Qué tarde entendí sus preocupaciones y su soledad, sus esfuerzos de lavar y planchar ajeno, de no comprarse nada, para darnos de comer a mí y a mi carnal.

    Me cai  que venía a esta zona de Cancún, solo a buscar quién me vendiera yerba… ¡Pues pa’ no sentirme solo! Eso díganle a mi abuela, para que no se crea de chismes. Porque a ella, después de mi jefa, le debo respeto y admiración.
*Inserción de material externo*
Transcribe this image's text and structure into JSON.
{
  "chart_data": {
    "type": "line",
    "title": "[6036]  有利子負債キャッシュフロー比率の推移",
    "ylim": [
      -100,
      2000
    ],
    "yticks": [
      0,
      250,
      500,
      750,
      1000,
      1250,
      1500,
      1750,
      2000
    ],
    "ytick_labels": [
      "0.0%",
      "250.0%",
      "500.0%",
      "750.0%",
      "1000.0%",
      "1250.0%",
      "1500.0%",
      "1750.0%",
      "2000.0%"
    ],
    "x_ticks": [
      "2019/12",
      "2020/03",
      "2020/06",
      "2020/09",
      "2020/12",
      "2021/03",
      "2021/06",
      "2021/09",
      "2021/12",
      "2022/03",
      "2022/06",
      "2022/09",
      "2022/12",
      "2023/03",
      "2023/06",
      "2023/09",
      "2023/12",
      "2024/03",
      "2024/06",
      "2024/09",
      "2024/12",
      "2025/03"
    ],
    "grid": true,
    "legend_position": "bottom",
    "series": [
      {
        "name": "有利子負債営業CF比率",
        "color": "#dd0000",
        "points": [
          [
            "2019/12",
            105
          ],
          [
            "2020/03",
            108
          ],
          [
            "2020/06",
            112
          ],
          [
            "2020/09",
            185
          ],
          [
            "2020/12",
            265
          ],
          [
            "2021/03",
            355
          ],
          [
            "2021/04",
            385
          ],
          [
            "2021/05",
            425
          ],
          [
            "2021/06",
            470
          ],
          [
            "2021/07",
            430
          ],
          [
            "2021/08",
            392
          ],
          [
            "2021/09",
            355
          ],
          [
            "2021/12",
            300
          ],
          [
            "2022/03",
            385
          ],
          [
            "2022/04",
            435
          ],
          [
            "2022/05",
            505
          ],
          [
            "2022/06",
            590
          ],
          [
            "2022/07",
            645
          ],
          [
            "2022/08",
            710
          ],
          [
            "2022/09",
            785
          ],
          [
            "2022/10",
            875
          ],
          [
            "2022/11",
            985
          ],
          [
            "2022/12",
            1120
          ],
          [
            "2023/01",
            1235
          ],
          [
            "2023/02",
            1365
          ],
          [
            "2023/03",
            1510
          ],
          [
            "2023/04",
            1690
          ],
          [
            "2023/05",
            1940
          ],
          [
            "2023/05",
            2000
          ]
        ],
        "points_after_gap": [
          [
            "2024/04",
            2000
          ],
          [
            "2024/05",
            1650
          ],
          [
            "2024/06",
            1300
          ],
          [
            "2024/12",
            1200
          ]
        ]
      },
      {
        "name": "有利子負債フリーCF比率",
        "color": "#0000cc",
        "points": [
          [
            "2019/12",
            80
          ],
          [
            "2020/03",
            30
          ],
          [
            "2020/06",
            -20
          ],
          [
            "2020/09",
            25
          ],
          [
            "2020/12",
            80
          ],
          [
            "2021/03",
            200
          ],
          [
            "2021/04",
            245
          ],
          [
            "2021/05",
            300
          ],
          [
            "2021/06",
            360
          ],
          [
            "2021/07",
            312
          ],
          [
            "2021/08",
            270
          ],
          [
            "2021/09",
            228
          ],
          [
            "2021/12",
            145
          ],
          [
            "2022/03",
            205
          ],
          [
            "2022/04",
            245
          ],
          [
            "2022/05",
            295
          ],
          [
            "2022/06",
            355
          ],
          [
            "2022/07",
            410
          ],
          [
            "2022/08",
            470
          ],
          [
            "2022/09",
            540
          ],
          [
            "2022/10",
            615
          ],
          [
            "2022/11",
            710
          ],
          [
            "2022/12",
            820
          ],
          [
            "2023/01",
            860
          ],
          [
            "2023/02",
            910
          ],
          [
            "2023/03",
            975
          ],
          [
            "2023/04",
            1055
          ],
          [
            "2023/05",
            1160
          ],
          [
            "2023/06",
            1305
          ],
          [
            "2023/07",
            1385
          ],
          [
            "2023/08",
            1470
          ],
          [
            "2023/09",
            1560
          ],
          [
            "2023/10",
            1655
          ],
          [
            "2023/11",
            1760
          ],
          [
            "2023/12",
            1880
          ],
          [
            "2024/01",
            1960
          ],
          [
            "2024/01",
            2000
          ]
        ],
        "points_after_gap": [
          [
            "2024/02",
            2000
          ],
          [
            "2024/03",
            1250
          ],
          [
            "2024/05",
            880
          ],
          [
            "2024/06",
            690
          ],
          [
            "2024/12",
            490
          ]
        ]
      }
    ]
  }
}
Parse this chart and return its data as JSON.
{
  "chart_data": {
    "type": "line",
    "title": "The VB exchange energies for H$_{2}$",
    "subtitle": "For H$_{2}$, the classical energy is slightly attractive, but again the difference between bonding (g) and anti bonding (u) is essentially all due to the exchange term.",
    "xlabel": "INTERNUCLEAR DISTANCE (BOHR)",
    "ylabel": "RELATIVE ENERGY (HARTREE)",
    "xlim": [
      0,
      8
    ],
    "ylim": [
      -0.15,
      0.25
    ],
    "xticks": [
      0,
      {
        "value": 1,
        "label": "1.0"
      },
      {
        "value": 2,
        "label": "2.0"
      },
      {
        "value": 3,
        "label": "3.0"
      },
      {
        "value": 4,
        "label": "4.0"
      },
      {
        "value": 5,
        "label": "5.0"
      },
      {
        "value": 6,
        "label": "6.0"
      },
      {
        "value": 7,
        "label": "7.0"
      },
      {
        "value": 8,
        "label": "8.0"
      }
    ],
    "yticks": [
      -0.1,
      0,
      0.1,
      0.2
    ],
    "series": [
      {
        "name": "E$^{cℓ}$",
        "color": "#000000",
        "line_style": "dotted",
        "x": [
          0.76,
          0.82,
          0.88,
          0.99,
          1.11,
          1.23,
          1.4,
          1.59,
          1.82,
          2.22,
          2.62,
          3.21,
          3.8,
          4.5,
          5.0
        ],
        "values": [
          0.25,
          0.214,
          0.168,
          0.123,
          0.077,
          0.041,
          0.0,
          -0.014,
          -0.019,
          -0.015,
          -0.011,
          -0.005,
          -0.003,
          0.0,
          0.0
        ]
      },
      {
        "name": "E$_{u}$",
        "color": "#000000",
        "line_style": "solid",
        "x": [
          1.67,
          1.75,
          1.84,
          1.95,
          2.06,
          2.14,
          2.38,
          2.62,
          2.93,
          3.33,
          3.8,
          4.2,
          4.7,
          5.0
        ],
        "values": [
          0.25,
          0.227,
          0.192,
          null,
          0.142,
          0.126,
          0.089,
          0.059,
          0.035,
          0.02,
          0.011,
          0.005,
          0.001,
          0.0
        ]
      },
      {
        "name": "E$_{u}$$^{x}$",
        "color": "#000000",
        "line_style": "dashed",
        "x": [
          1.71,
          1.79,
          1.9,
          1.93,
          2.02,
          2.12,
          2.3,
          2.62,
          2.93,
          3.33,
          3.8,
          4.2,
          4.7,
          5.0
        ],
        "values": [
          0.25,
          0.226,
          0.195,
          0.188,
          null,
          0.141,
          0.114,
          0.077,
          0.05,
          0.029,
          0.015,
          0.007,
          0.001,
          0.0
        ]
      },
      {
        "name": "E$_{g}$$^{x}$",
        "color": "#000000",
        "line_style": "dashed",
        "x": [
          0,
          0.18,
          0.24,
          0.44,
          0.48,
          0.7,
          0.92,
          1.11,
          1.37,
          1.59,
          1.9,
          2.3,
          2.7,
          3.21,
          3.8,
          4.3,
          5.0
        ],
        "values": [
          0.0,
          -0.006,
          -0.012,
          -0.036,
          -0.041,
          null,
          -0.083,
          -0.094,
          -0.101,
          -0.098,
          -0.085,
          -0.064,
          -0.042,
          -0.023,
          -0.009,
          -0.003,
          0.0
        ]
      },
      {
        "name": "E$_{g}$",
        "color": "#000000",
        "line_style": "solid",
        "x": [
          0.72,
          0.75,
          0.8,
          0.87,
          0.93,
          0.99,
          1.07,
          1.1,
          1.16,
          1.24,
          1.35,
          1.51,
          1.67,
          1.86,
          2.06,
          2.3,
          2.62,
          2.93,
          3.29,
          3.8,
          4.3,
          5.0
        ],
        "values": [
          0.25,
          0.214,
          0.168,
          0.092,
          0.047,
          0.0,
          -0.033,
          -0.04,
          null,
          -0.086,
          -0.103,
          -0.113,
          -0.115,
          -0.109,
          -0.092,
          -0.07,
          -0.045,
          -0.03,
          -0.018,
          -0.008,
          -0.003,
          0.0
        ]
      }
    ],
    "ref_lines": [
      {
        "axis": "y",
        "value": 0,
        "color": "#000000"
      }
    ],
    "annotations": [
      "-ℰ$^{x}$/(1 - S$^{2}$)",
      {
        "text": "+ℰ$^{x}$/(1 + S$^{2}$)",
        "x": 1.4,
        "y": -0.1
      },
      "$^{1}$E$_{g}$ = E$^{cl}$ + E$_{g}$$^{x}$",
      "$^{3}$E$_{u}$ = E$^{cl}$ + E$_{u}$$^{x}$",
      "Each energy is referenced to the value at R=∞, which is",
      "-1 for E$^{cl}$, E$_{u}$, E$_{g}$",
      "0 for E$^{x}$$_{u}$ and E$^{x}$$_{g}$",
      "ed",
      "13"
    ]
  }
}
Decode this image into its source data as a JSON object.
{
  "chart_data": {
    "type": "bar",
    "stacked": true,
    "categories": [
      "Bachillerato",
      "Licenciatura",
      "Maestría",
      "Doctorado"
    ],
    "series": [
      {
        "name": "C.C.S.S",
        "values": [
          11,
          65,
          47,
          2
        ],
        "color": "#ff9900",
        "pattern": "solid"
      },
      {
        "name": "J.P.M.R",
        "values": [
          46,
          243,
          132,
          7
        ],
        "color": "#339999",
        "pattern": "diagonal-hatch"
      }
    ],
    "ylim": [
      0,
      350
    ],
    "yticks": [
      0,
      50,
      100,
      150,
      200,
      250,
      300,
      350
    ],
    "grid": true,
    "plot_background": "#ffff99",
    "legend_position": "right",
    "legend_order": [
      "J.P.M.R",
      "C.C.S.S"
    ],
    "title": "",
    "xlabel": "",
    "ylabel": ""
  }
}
Cómo no reconocerle su nobleza y su fuerza; si hubiera sacado algo de esa fortaleza, habría aguantado como ella aguantó, cuando le fueron a avisar que habían atropellado a mi abuelo y se quedó con hijos pequeños; y luego a los dos años de eso, le llegan con la noticia de que se ahogó su hijo mayor.

El abuelo, mi tío y yo… Los tres del mismo nombre…Chingao, parece una puta maldición; pero ellos era buenos, yo pues… quien sabe.

      Ya no veo claro, veo solo sombras y una que otra luz, eso es lo único que veo. Cuando me vean así, sin vida, sin nada. Que va a pensar toda la familia… Que nunca me enderecé, que al contrario, que nada más vine desde México a morirme como un perro; y no faltará que alguno diga: Se lo buscó por mariguano… ¡Pero ni madres!…

Si tan solo tuviera otro chance… Pero para que quiero otro chance, pa’ cagarla de nuevo. Cuantas veces me regañó mi jefa… un chingo y no entendí.

Quien va decirle a mis cuates, que me agarraron con el tatuado, cuando le vine a comprar y de pendejo le hice caso; cuando me decía, que si lo acompañaba a recoger la mercancía, me iba a regalar un poco más de mota; por eso me vieron varias veces con él… y como debía mucha lana… pues ya no lo aguantaron, se la cobraron y me llevó entre las patas.

Ya ni siento el dolor donde entró como cinco veces el puñal, el primero en el mero estómago, los demás, ya ni se dónde…

También dígales a mis primos, que me perdonen por alejarme. Al Óscar, que sepa, que sí me latía lo de la música, tan solo que se acuerde que en la banda de la secundaria, tocaba bien el trombón… pero me jaló más lo del comercio.

Al Eric, mi mero vale de todos los primos, hicimos un chingo de desmadre él y yo. Díganle a él, sí, al Eric, que le ayude a mi carnal… que no lo deje solo. Y que se sepa, pero que quede bien claro: Que solo vine a comprar.